Nestled in the foothills of the Allegheny Mountains near Basye in Shenandoah Co. is a little-known community called “Bird Haven.” Amateur ornithologists as well as historians might be interested in Bird Haven.
Situated in the George Washington National Forest near the Alum Springs Hotel, the community became known as a bird sanctuary and as the home of an early American experiment in communal living called “The Shenandoah Community Workers.”
According to a 1927 article in “Nature Magazine,” the region had been occupied since the 1600s by a group of Pennsylvania Dutch. For years, they struggled unsuccessfully to farm. In the early 1900s, the farmers, encouraged by a wealthy local female landowner, put farming aside and pooled their skills to find an alternative use for the “bull” or yellow pines that grew in the area.
“For three hundred years running at cross purposes, Nature had brought only poverty,” the article explains. “Now they would adapt themselves to her. And in the carrying out of that idea, the organization of the Shenandoah Community Workers was begun.”
The men built a woodworking shop and began to carve natural products from the abundant pine including nature toys, bird houses and feeders, bowls and trays. Production later expanded to include furniture, books and fireplace equipment. Eventually, women produced rugs, quilts and jams. They marketed their products by advertising in national magazines, through mailings and by developing a product catalogue. The community shared the income.
The concept of communal work exemplified by The Shenandoah Community Workers soon caught the attention of philanthropists and craftsmen around the country. Workers from outside the area came to Basye to work. In the late 1920s, as many as 60 people lived in the community.
Several well-known organizations and artists including the Audubon Society offered pictures and designs for use as patterns for puzzles, wooden animals or games. Philadelphia manufacturer William Bernard Clark, grandson of the unnamed “wealthy woman” who helped start the movement, became the community’s most ardent benefactor. In the early 1920s, he bought several hundred acres of land in the area, built a large Victorian house for his personal use, remodeled other buildings for workshops, and helped manage and finance the business.
The enterprise thrived as a mail-order business. Relatively unknown in the immediate area, the workers found their best markets in large cities such as Chicago, Washington, D.C., and Philadelphia. Eventually the volume of mail prompted the establishment of a small post office, a substation of the Mount Jackson Post Office.

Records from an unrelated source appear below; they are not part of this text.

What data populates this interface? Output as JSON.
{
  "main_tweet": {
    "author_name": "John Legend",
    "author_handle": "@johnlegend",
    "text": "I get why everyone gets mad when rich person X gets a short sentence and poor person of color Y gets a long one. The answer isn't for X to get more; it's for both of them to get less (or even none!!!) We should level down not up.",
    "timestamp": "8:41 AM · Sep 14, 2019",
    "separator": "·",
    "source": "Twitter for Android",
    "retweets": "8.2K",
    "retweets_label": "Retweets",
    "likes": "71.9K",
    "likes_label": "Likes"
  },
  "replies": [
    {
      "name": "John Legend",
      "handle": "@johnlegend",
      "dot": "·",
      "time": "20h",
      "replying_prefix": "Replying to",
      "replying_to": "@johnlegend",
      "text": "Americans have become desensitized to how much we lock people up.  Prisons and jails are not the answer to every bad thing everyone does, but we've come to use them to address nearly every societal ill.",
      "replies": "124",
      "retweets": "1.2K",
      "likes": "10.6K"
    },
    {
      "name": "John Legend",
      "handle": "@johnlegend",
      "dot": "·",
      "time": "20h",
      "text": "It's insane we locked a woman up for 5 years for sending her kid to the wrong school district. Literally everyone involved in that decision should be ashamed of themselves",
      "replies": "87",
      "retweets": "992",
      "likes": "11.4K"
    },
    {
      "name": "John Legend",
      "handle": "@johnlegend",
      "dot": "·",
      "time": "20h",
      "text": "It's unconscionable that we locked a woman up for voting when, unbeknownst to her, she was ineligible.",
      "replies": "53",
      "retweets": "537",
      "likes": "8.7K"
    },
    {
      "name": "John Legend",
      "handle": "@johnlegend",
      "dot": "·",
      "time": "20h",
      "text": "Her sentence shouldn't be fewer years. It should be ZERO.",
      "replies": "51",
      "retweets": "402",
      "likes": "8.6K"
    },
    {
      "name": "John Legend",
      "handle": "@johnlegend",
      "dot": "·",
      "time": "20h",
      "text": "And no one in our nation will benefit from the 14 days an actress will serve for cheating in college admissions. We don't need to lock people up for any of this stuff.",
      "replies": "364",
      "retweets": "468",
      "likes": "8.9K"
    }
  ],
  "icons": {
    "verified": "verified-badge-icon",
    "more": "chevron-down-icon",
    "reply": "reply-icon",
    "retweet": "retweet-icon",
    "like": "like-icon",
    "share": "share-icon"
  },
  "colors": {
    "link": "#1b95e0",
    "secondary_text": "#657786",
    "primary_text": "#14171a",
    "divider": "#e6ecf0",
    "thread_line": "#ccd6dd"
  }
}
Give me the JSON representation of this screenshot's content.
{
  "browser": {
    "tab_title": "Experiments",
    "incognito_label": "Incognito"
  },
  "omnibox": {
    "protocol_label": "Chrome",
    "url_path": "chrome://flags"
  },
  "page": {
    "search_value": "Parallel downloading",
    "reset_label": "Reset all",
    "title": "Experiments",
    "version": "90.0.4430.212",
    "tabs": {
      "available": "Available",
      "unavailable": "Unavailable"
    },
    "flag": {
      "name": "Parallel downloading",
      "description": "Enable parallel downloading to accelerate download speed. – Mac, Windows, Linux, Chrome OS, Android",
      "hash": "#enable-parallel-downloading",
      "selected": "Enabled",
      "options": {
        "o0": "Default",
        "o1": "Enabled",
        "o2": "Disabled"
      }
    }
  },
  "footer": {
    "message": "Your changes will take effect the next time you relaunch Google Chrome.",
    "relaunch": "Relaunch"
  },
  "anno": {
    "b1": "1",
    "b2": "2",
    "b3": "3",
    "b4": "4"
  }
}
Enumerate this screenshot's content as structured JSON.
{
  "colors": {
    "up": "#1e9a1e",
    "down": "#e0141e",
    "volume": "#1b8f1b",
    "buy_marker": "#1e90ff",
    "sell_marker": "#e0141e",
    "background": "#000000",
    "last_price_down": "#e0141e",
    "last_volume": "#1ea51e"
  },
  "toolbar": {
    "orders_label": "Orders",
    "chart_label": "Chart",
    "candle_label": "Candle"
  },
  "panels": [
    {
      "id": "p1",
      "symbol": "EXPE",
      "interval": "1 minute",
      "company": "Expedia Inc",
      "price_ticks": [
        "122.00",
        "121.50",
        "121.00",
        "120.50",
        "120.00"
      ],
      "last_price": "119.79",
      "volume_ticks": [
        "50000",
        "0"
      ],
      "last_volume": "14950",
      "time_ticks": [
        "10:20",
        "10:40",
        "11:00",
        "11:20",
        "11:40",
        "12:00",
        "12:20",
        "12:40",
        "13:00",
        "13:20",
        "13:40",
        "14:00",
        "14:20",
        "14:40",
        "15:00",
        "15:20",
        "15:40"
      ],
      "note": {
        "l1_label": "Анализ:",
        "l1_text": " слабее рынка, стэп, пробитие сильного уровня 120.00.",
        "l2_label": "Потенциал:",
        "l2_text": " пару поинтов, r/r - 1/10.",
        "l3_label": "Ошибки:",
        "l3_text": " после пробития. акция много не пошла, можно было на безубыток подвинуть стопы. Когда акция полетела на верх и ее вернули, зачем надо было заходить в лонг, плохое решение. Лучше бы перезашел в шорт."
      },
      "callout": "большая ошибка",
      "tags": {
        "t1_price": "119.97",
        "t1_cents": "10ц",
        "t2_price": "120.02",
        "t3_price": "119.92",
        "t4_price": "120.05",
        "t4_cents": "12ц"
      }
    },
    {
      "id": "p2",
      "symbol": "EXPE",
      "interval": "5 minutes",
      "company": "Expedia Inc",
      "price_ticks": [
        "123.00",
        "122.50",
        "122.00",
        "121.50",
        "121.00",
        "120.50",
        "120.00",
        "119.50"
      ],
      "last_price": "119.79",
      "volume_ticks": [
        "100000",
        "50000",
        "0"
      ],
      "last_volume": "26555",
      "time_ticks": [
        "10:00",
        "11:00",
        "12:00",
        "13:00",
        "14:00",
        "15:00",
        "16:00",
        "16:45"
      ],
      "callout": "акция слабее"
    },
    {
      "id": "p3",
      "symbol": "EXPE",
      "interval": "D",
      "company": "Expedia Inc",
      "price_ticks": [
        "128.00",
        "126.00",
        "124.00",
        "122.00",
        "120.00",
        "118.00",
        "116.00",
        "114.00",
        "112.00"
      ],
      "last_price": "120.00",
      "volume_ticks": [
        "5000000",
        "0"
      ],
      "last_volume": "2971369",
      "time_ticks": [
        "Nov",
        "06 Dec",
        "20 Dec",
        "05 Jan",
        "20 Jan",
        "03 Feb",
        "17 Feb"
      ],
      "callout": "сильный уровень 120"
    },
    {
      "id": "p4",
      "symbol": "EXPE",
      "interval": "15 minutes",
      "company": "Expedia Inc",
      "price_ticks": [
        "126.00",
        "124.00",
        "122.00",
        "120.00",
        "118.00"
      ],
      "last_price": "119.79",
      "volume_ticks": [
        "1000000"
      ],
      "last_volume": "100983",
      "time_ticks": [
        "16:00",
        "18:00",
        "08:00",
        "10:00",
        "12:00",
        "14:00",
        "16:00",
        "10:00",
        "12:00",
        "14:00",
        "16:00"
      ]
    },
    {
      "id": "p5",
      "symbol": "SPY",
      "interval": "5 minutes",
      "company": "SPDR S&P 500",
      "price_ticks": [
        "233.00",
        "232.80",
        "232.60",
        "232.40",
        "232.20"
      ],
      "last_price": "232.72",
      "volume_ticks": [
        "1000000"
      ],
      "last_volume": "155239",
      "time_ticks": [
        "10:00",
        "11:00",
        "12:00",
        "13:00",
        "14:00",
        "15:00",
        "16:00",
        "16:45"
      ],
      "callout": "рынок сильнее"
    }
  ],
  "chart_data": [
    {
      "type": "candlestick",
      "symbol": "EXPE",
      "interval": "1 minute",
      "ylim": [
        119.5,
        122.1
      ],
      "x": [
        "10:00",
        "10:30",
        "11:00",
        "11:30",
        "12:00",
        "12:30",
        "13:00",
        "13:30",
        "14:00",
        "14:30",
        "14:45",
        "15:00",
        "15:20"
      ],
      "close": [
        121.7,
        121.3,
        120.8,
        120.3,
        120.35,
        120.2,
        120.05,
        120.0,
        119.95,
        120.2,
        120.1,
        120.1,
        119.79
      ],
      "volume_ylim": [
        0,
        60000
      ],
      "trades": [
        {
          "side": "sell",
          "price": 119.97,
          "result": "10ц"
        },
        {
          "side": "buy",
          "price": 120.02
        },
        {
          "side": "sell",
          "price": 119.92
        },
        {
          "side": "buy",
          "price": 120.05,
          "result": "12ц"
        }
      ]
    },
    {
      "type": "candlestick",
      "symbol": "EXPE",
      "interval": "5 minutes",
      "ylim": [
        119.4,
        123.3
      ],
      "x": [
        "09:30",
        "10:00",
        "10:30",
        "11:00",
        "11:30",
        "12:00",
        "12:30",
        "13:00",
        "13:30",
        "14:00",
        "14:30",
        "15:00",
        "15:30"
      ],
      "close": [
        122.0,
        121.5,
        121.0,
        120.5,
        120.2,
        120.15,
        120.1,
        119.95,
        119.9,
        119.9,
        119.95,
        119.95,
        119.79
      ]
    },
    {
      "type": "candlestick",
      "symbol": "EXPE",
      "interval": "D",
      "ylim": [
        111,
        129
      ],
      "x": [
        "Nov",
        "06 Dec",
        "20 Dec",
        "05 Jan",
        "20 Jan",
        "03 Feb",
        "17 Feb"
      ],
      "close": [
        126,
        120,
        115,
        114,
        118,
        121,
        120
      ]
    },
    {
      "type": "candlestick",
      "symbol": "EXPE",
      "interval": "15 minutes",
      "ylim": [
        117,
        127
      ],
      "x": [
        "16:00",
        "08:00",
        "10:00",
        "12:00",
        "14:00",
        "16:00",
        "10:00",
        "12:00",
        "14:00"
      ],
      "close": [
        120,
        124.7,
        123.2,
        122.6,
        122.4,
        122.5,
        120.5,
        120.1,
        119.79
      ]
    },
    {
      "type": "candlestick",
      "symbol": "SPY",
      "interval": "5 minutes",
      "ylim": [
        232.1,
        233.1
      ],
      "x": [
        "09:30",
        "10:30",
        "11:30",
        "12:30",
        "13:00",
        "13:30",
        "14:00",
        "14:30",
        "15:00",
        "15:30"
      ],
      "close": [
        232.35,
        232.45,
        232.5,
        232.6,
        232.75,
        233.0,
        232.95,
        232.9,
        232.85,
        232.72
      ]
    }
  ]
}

To create space for the post office, also used by local residents, the Workers built an extension to the original workshop. With this addition, buildings in the community included the original Display House with the workshop on the second and third floors, five houses, several barns, a lathing house, a blacksmith shop, a puzzle house, the toy or furniture shop and a communal well. Many of these buildings still exist.
According to a former secretary, the Shenadoah Community Workers and Clark continued to operate the cooperative until the 1940s, when production stopped sometime during World War II.
Sometime after 2000, John Dart, a construction worker, found piles of crafts, books, machinery and a display case abandoned in the Display House. John contacted his mother, a volunteer at Plains District Memorial Museum, and with the approval of the owner of the property, donated items that are now on display.
Bird Haven’s current owner is the granddaughter of a couple who once operated the Alum Springs Hotel. According to property manager Richard Green, plans for the 500-acre farm include the development of a “symbiotically optimized sustainable” organic farm and market. This means that every aspect of the farm will be used in some way to feed, fertilize or produce crops, poultry and livestock or to maintain the buildings and land itself. Restoration of the existing buildings is underway for farm use including a market and classrooms for a future “hands- on” educational program that will be open to the public.